Czy karty będzie można wykorzystać w przypadku rozpisania ponownych wyborów?
Rzecznik Ministerstwa Aktywów Państwowych na pytanie, co w przypadku, gdy zostanie zgłoszony inny kandydat, niż ten, którego nazwisko w tej chwili znajduje się na kartach wyborczych, odpowiedział, że nie wiadomo na razie, czy będzie możliwa zmiana kandydatów w wyborach prezydenckich.
Dodał, że dążenie jest takie, żeby karty wykorzystać. Według rzecznika, na kartach nie ma wydrukowanej konkretnej daty.
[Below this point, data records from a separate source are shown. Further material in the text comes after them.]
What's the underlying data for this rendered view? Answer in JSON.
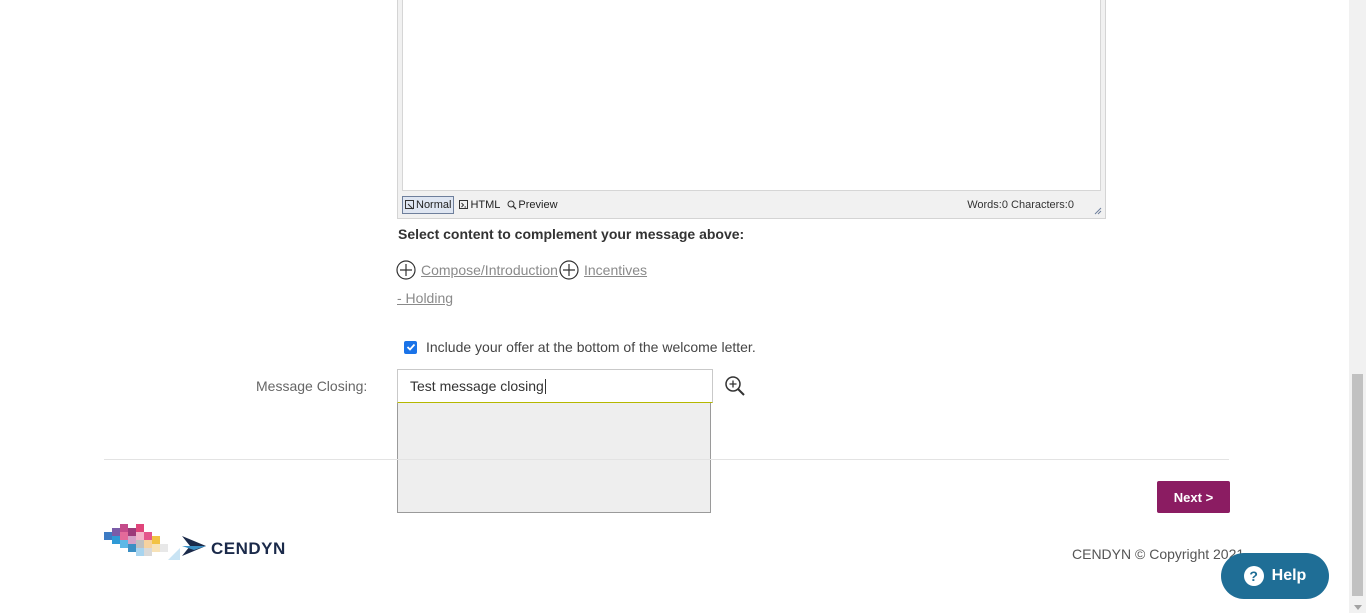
{
  "editor": {
    "modes": [
      {
        "label": "Normal",
        "icon": "normal-mode-icon",
        "active": true
      },
      {
        "label": "HTML",
        "icon": "html-mode-icon",
        "active": false
      },
      {
        "label": "Preview",
        "icon": "preview-icon",
        "active": false
      }
    ],
    "word_count": "Words:0 Characters:0"
  },
  "content_section": {
    "heading": "Select content to complement your message above:",
    "links": [
      {
        "label": "Compose/Introduction"
      },
      {
        "label": "Incentives"
      },
      {
        "label": "- Holding"
      }
    ]
  },
  "offer": {
    "label": "Include your offer at the bottom of the welcome letter.",
    "checked": true
  },
  "message_closing": {
    "label": "Message Closing:",
    "value": "Test message closing"
  },
  "actions": {
    "next_label": "Next  >"
  },
  "footer": {
    "logo_text": "CENDYN",
    "copyright": "CENDYN © Copyright 2021"
  },
  "help": {
    "label": "Help"
  },
  "colors": {
    "next_button": "#8b1c62",
    "help_button": "#1f6e96",
    "checkbox": "#1a73e8"
  }
}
"To najlepiej zabezpieczone karty"
Czy wydrukowane karty są tożsame z wzorem kart, który został zaakceptowany przez PKW w lutym tego roku? Czy ten wzór został oficjalnie zatwierdzony do druku kart do głosowania w wyborach prezydenckich w 2020 roku? Czy jest to inny wzór opracowany przez PWPW, po konsultacji z Ministerstwem Aktywów Państwowych?
Rzecznik, któremu przekazaliśmy powyższe pytania, odpowiedział, że karty nie są tożsame z lutowymi, bo nie ma tam pieczęci przykładanej ręcznie, ale są inne zabezpieczenia, o których już w ubiegłym tygodniu mówiła PWPW. - To najlepiej zabezpieczone karty - ocenił.